ApsaraDB for ClickHouse provides a wide range of performance monitoring metrics for you to view and learn about the status of clusters. This topic describes how to view cluster monitoring data in the ApsaraDB for ClickHouse console.
Prerequisites
ARMS Prometheus is activated.
The ApsaraDB for ClickHouse is updated.
If this is the first time you use cluster monitoring, you will receive notifications that remind you to activate ARMS Prometheus and update the ApsaraDB for ClickHouse first on the Monitoring and Alerting page. If monitoring data is displayed on the Monitoring and Alerting page, it indicates that ARMS Prometheus is activated and the ApsaraDB for ClickHouse version meets the monitoring requirements.
Procedure
Log on to the ApsaraDB for ClickHouse console.
In the upper-left corner, select the region where the cluster you want to manage is located.
On the Clusters page, find the cluster that you want to manage and click the cluster ID.
In the left-side navigation pane, click Monitoring and Alerting.
On the Monitoring and Alerting page, click the Cluster Monitoring tab. By default, cluster monitoring data that is generated in the last 1 hour is displayed.
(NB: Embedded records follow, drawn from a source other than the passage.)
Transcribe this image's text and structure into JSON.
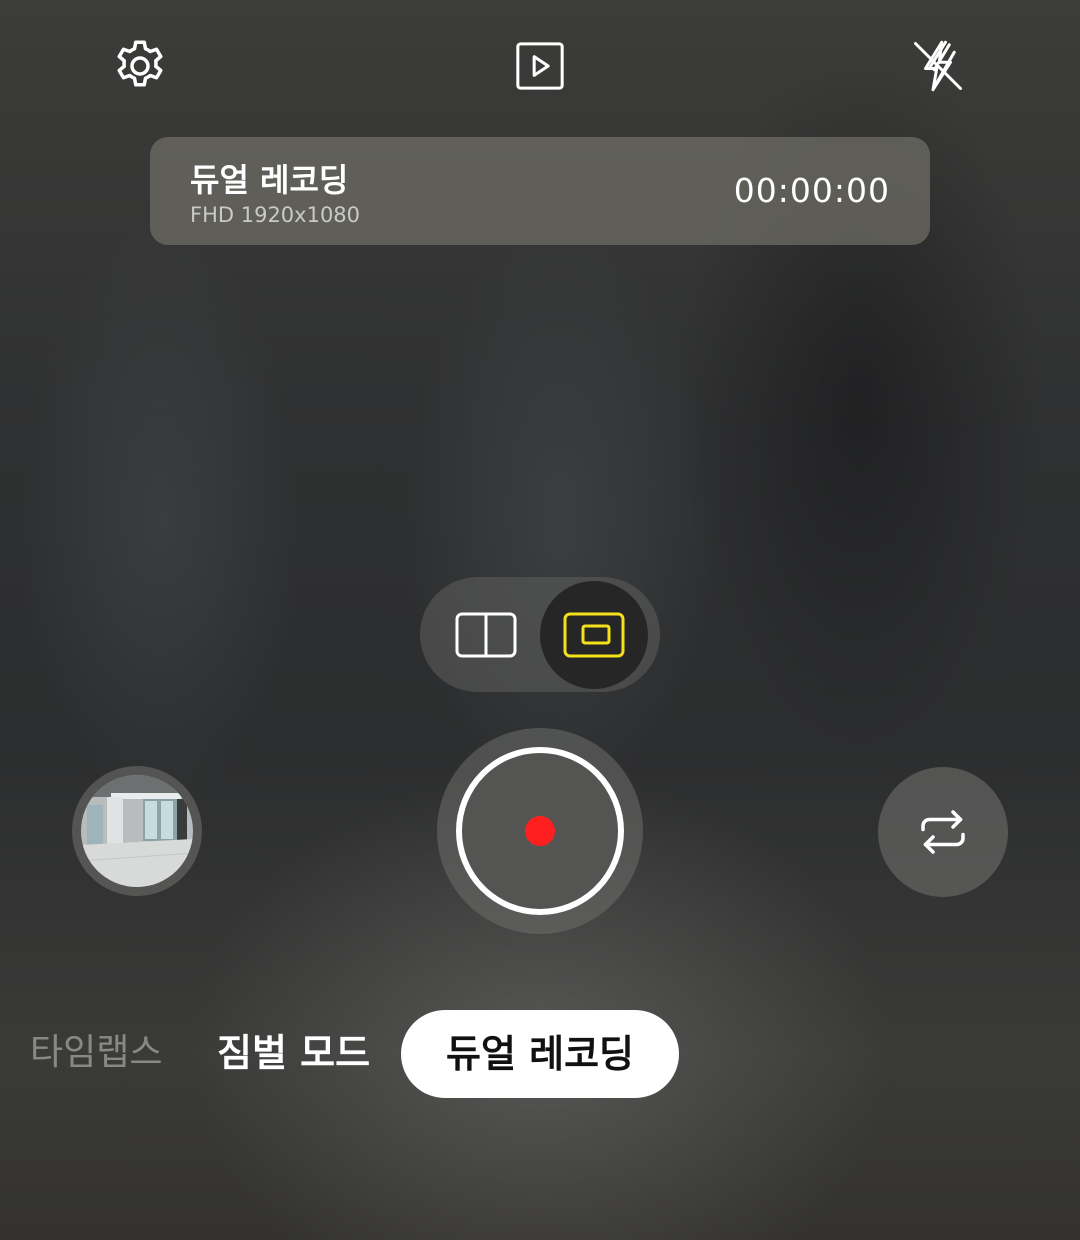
{
  "top_bar": {
    "settings_icon": "gear-icon",
    "gallery_icon": "play-square-icon",
    "flash_icon": "flash-off-icon"
  },
  "banner": {
    "title": "듀얼 레코딩",
    "resolution": "FHD 1920x1080",
    "timer": "00:00:00"
  },
  "layout_toggle": {
    "options": [
      "split-view-icon",
      "picture-in-picture-icon"
    ],
    "selected": "picture-in-picture-icon",
    "accent": "#f5e01c"
  },
  "shutter": {
    "record_dot_color": "#ff1f1f"
  },
  "modes": {
    "items": [
      "타임랩스",
      "짐벌 모드",
      "듀얼 레코딩"
    ],
    "active": "듀얼 레코딩"
  }
}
The ApsaraDB for ClickHouse console has been optimized to improve user experience. More comprehensive performance monitoring metrics are provided for ApsaraDB for ClickHouse clusters that were purchased after December 1, 2021.
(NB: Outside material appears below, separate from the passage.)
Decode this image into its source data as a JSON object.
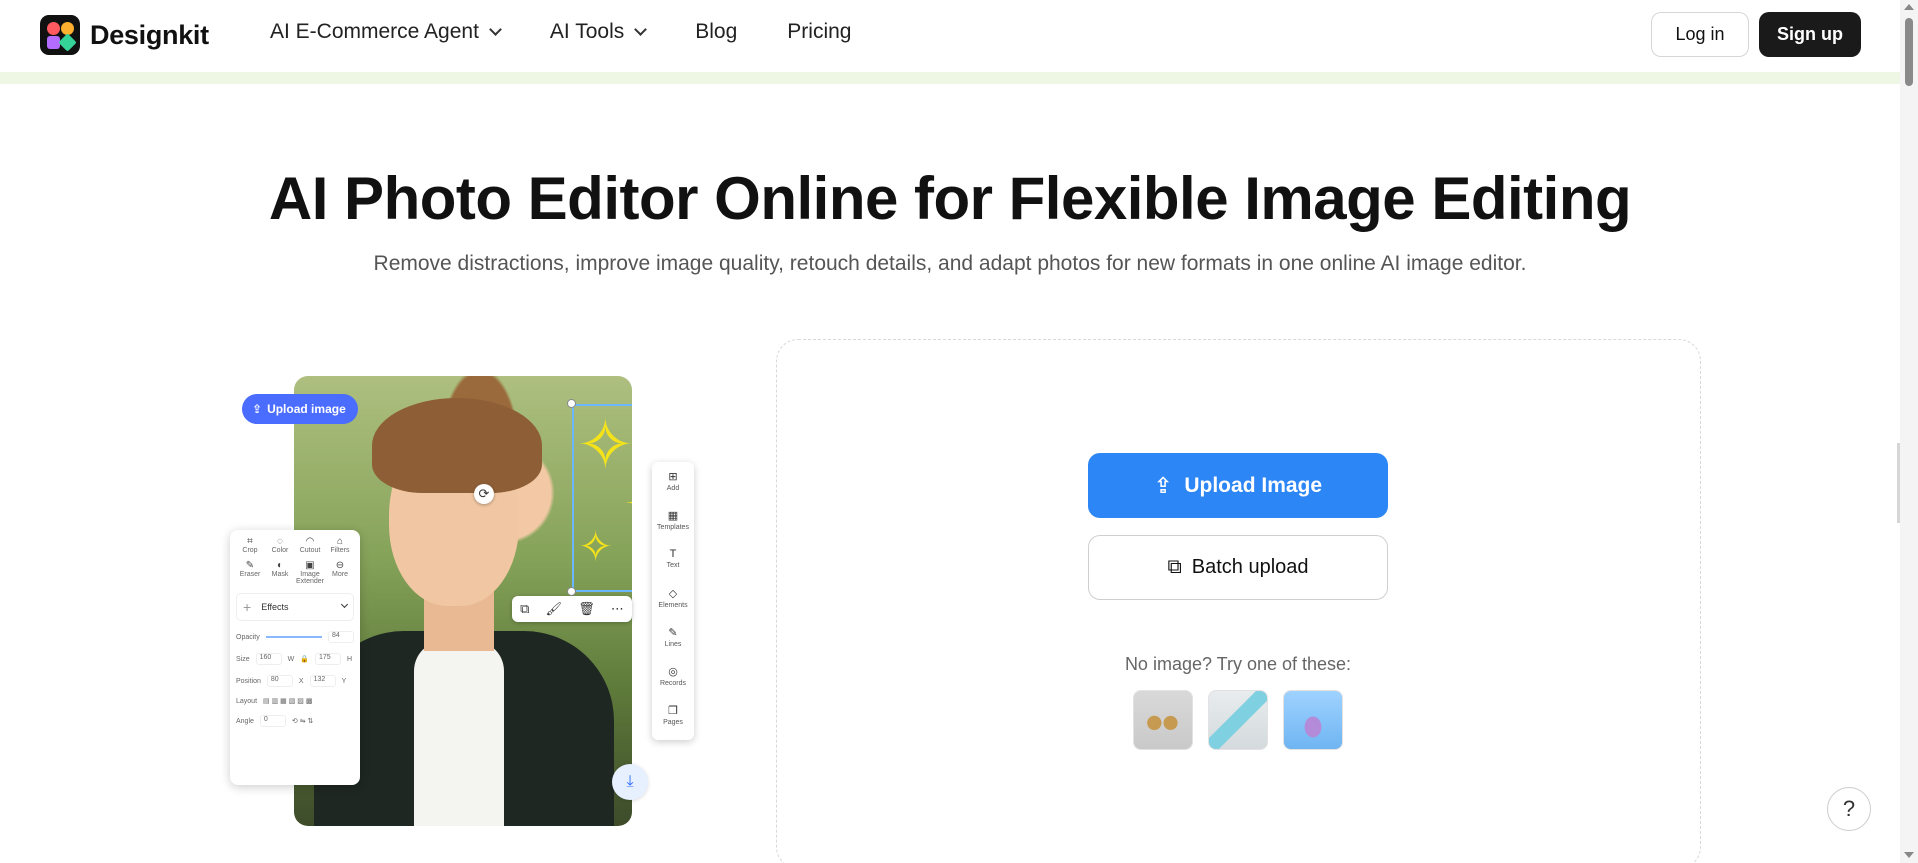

NoteIn this topic, the console before optimization is called the old console. The console after optimization is called the new console. This classification is applicable to only the monitoring and alerting feature.
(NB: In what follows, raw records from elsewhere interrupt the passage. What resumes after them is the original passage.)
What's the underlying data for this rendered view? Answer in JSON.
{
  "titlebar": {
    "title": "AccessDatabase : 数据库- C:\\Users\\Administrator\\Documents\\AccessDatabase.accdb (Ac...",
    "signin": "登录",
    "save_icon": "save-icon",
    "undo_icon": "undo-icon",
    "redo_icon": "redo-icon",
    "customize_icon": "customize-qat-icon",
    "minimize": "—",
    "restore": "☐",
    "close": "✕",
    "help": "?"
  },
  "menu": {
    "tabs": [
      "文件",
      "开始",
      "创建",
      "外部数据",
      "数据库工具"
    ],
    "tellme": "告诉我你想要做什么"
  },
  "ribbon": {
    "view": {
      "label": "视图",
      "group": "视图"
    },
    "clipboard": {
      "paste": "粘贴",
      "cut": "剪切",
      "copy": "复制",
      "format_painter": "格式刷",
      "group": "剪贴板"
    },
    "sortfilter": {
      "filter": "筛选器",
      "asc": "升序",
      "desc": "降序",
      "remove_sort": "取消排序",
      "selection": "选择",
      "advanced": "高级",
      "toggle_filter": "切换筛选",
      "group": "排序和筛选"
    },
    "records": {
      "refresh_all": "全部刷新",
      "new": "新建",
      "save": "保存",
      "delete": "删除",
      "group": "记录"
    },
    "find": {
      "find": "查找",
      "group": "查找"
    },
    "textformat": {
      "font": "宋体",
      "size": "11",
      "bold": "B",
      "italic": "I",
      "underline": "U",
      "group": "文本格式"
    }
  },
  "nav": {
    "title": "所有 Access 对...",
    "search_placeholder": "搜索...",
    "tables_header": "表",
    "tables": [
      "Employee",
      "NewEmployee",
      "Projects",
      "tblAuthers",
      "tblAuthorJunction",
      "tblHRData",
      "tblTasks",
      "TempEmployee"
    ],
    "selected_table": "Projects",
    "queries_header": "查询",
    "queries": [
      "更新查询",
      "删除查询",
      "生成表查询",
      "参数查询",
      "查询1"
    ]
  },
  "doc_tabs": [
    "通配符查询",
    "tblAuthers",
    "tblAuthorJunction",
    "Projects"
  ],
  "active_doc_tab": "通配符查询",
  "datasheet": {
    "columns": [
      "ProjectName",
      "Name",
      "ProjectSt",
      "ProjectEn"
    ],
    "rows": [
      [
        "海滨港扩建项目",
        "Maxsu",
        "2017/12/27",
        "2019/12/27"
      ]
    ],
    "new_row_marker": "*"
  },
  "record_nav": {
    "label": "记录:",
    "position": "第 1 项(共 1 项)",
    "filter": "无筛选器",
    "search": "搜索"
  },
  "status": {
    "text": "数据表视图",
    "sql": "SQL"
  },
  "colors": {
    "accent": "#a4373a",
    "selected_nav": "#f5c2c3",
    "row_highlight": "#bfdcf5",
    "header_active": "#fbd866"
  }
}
For information about the monitoring metrics of ApsaraDB for ClickHouse clusters that were purchased after December 1, 2021, see Monitoring metrics supported in the new console. For information about the monitoring metrics of ApsaraDB for ClickHouse clusters that were purchased before December 1, 2021, see Monitoring metrics supported in the old console.
Monitoring metrics supported in the new console
Metric | Description |
Disk throughput | The disk read and write throughput (bandwidth). |
Disk IOPS | The count of read and write operations on the disk per second. |
Disk usage | The size of the used disk space. Unit: MB. |
Disk usage | The ratio of the used disk space to the maximum available disk space. Unit: %. |
inode usage | The ratio of the number of used inodes to the maximum number of available inodes. Note An inode is used to keep track of all the files and directories in Linux. |
Data Part number | The total number of data shards. |
Memory usage | The memory resources used by each node in the cluster. Unit: MB. |
Number of Inactive Data Parts | The number of inactive data shards. |
CPU usage | The average CPU utilization of each node in the cluster. |
Memory usage | The average memory usage of each node in the cluster. Unit: %. |
Write size per second | The size of data written to each node in the cluster per second. Unit: bytes. |
Network throughput | The network bandwidth. Unit: bytes. |
QPS | The number of queries processed per second. |
Number of rows written per second | The number of rows written to each node in the cluster per second. |
Number of TCP connections | The number of TCP connections to the cluster. |
TPS | The number of transactions processed per second. |
Number of Query runs | The number of running query statements. |
Number of Init Query runs | The number of running initialization query statements. |
Number of running Mutation | The number of running data correction tasks. |
HTTP connections | The number of HTTP connections to the cluster. |
Number of distributed DDL | The number of distributed DDL statements. |
Number of failed queries | The number of failed query statements. |
Number of MaterializeMySQL | The number of databases that use MaterializeMySQL for data synchronization. |
Number of failed Insert queries | The number of failed Insert statements. |
Kafka appearance number | The number of created Kafka external tables. |
Number of failed Select queries | The number of failed query statements. |
Cold storage usage | The amount of cold data stored. Unit: bytes. |
Number of merge runs | The number of running merge tasks. |
Number of MaterializeMySQL synchronization failures | The number of failed synchronizations by creating databases that use MaterializeMySQL. |
Number of delayed Insert | The number of Insert statements that were delayed. |
The number of errors in kafka's appearance consumption. | The number of tables that use a Kafka engine and failed to be synchronized. |
Number of temporary files in distributed tables | The number of temporary files in a distributed table. |
ZooKeeper CPU usage | The average CPU utilization of a ZooKeeper node in the cluster. |
ZooKeeper memory usage | The average memory usage of a ZooKeeper node in the cluster. |
Monitoring metrics supported in the old console
Metric | Description |
CPU Usage | The CPU utilization of each node in the cluster. |
Memory Usage | The memory usage of each node in the cluster. Unit: %. |
Memory Usage | The memory resources used by each node in the cluster. Unit: MB. |
Disk Usage Ratio | The ratio of the used disk space to the maximum available disk space. Unit: %. |
Disk Usage | The size of the used disk space. Unit: MB. |
Disk IOPS | The count of read and write operations on the disk per second. |
Disk IOPS | The size of data read from and written to the disk per second. Unit: MB. |
Database Connection Usage | The ratio of connections used by the database to the maximum number of available connections. |
Database Connections | The number of connections used by the database. |
TPS | The number of transactions processed per second. |
Rows Written Per Second | The number of rows written to each node per second. |
Size of Data Written per second | The size of data written to each node per second. Unit: MB. |
QPS | The number of queries processed per second. |
Average ZooKeeper wait time | The length of time that is required to wait for responses from the current ZooKeeper. This metric indicates how fast the current ZooKeeper responds. Unit: milliseconds. |
Average I/O wait time | The length of time that is required to wait for responses from the current I/O system. This metric indicates how fast the current I/O system responds. Unit: milliseconds. |
Average CPU wait time | The length of time that is required to wait for responses from the current CPU. This metric indicates how fast the current CPU responds. Unit: milliseconds. |